Blood Sugar is not your usual Hard Case Crime book. It is, for one, an original story, newly written and released, as opposed to the rare, out-of-print and/or long-lost novels that this venerable and indispensable imprint typically publishes. For another, it is not a crime novel, as that term is normally used in the literary world ... That said, Blood Sugar makes demands. It is told in a stream-of-consciousness fashion, and the stream is polluted ... It’s extremely gritty, and while there isn’t really any sex or violence, there is some cringe-inducing and unblinking focus on bodily fluids and functions that you won’t want to encounter while drinking or eating. There is, however, plenty of suspense of the will-they-or-won’t-they type, and the character development that Kraus whittles out of the vignettes ultimately elevates the book above the street-level situations it describes in nuanced detail before the reader is aware of it ... whatever difficulties one might have with the breathless narrative...are balanced by the short chapters and frequent chapter breaks. The cover art, courtesy of Paul Mann, features a fetching broom-riding witch and has absolutely nothing to do with the story, other than that both concern Halloween. It works for me.
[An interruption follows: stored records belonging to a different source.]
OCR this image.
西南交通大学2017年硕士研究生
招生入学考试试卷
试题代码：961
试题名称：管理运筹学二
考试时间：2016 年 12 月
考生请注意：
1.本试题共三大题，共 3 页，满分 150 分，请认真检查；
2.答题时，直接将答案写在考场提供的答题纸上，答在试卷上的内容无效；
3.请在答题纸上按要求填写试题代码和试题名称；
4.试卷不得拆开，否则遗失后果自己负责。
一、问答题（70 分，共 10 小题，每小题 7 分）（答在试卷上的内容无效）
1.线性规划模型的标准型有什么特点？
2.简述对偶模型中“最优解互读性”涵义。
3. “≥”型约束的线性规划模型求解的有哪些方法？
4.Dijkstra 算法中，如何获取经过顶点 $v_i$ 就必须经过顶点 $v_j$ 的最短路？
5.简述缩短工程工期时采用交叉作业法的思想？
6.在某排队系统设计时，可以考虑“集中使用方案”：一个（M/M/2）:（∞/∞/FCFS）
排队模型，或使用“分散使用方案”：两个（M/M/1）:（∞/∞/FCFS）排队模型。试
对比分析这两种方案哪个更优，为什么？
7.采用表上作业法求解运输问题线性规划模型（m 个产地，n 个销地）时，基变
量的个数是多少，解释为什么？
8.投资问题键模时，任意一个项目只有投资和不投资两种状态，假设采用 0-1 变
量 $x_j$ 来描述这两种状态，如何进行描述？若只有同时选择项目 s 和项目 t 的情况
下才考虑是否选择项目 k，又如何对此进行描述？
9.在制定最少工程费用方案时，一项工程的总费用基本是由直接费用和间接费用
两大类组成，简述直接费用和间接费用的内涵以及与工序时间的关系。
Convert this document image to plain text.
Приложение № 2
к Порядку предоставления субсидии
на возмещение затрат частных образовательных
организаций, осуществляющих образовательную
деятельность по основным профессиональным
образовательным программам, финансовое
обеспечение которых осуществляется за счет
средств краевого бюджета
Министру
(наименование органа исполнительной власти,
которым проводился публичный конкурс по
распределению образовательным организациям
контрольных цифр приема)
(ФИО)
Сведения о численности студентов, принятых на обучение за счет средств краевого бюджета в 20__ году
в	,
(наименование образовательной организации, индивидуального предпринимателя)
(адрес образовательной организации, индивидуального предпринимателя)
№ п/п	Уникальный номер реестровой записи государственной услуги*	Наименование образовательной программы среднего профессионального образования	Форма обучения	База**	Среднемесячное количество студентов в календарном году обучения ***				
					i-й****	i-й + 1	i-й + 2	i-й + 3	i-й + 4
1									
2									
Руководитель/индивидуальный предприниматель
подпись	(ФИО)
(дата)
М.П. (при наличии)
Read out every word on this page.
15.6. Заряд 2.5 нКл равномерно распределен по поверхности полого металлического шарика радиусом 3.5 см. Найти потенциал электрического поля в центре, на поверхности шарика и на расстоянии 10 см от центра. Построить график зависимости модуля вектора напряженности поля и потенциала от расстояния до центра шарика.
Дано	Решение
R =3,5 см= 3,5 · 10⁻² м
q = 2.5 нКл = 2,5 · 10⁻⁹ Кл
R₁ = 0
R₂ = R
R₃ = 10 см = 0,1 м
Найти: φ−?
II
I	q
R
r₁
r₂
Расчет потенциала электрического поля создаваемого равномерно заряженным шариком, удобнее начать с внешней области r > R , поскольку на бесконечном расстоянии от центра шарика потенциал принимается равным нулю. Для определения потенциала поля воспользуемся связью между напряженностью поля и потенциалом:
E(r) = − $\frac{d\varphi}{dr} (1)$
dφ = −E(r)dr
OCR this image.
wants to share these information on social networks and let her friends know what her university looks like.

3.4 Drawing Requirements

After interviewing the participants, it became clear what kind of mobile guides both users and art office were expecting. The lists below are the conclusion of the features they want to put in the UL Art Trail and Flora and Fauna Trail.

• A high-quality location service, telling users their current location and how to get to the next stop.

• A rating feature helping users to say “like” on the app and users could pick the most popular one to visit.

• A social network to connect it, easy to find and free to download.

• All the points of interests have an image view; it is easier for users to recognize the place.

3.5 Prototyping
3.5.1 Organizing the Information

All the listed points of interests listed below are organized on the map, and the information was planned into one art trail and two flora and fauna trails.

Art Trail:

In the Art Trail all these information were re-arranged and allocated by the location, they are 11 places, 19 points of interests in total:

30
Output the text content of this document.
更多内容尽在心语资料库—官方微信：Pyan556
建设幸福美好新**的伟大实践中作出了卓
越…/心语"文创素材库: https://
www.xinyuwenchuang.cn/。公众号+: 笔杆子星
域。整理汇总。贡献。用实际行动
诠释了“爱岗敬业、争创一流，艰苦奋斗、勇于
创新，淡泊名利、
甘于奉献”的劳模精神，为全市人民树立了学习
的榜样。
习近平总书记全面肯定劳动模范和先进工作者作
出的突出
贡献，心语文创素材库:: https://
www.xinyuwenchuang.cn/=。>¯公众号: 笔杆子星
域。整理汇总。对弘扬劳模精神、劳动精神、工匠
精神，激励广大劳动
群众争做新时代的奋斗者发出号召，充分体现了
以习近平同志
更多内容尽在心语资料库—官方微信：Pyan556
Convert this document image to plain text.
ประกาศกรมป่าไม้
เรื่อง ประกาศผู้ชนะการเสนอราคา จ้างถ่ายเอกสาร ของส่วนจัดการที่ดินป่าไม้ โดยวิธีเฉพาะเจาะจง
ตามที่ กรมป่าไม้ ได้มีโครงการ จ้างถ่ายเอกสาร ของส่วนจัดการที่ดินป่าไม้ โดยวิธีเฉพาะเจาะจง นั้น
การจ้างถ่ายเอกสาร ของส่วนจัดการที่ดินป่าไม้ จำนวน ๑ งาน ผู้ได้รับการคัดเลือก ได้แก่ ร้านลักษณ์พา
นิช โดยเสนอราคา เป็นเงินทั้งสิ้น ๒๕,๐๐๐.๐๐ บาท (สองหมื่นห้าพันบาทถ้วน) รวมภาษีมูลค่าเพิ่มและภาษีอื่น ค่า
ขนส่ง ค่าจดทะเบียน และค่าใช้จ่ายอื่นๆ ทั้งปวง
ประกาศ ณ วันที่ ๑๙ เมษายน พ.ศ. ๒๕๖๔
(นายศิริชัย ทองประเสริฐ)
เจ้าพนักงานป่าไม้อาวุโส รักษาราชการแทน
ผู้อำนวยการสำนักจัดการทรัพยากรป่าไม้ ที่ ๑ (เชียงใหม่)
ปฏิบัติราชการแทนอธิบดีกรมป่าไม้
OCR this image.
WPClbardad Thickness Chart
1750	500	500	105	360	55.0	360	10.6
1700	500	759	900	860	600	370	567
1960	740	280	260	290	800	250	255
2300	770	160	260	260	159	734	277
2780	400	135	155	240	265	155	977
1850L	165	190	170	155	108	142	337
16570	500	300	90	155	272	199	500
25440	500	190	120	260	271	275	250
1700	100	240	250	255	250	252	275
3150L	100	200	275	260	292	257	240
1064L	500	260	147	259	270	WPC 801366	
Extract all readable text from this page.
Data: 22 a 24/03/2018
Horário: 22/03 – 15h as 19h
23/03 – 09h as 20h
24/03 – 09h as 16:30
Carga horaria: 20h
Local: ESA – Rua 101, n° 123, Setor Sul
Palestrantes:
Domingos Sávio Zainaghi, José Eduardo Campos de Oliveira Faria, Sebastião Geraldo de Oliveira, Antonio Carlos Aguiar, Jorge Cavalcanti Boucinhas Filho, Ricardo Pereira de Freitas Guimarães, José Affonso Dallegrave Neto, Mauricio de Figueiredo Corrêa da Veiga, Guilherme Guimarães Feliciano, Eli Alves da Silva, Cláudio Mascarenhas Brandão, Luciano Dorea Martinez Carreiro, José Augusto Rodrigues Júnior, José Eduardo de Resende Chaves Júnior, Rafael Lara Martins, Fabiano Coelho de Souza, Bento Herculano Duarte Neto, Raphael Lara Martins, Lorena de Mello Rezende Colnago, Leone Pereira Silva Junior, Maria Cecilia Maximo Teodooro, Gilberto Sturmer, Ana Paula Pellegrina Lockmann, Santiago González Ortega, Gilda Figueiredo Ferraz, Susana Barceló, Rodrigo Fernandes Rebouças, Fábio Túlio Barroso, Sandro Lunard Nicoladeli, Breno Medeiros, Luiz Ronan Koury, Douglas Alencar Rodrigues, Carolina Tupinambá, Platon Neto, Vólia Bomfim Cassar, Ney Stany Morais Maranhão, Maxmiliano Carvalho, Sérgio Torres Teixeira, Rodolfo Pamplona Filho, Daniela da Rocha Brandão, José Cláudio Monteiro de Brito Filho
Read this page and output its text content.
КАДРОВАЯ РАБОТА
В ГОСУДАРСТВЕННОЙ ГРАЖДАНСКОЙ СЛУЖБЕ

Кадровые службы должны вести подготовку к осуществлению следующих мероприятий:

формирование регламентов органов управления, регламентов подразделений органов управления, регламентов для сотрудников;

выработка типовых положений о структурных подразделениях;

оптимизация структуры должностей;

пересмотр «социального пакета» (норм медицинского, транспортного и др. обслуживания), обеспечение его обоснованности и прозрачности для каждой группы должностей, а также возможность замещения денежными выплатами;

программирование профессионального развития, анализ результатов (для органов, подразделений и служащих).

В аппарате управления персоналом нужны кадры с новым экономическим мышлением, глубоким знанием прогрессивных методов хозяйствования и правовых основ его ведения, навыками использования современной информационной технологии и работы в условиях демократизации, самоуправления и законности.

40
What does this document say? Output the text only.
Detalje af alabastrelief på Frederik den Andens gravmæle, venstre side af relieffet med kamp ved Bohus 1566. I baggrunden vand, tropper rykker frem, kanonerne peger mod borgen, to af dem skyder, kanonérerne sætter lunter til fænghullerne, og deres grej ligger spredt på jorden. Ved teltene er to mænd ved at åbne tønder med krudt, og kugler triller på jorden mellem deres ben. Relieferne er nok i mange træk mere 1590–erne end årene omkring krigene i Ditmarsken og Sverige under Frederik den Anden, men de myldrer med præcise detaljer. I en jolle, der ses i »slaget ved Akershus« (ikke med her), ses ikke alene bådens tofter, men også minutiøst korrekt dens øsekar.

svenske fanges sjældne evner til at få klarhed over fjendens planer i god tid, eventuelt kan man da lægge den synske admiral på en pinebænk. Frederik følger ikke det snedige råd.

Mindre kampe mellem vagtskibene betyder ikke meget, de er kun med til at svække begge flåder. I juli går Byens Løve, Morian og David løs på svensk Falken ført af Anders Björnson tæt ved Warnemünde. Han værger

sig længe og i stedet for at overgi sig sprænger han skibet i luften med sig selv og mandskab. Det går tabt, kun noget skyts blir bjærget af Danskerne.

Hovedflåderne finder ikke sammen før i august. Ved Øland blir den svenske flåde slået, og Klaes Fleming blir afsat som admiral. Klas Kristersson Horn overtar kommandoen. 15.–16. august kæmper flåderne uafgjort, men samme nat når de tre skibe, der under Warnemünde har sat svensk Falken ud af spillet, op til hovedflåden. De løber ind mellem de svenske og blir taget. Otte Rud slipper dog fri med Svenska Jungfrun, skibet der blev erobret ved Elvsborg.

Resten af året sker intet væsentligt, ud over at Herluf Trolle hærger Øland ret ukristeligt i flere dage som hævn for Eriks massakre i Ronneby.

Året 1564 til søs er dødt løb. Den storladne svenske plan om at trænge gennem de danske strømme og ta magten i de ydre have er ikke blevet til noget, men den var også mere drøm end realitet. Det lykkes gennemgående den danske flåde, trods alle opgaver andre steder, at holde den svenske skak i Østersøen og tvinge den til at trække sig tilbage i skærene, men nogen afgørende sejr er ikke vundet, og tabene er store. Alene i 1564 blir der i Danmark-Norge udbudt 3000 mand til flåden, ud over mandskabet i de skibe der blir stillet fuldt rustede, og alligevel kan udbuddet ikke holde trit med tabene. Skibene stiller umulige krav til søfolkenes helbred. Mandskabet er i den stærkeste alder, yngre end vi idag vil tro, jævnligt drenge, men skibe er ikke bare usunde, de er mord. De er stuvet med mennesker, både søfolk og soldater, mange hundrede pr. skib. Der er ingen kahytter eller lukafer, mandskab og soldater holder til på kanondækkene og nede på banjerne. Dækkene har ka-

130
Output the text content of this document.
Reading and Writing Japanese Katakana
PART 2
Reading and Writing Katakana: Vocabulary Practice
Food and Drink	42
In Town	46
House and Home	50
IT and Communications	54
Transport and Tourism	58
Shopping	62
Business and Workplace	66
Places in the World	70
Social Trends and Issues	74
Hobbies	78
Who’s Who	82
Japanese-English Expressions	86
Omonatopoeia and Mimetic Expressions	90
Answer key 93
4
...[a] meandering excursion into hoarder noir from Kraus ... Kraus makes an impassioned case for the value of family with his marginalized cast of characters, but the plot is one that could have worked just as effectively in short story form. The novel lives or dies by how a reader reacts to Jody’s point of view. As an entry in the literature of Halloween, this is much more icky than eerie.
While the grim circumstances of these kids’ lives are truly heartbreaking, there are darkly comic moments and even a glimmer of hope in the finale; but these elements are weighed down by the book’s sheer amount of squalor, made all the more disturbing because the main characters are children. Will Jody stop Robbie? Will readers overcome their roiling stomachs enough to care?
Whether you love or hate this nihilistic little oddity, you probably won’t forget it.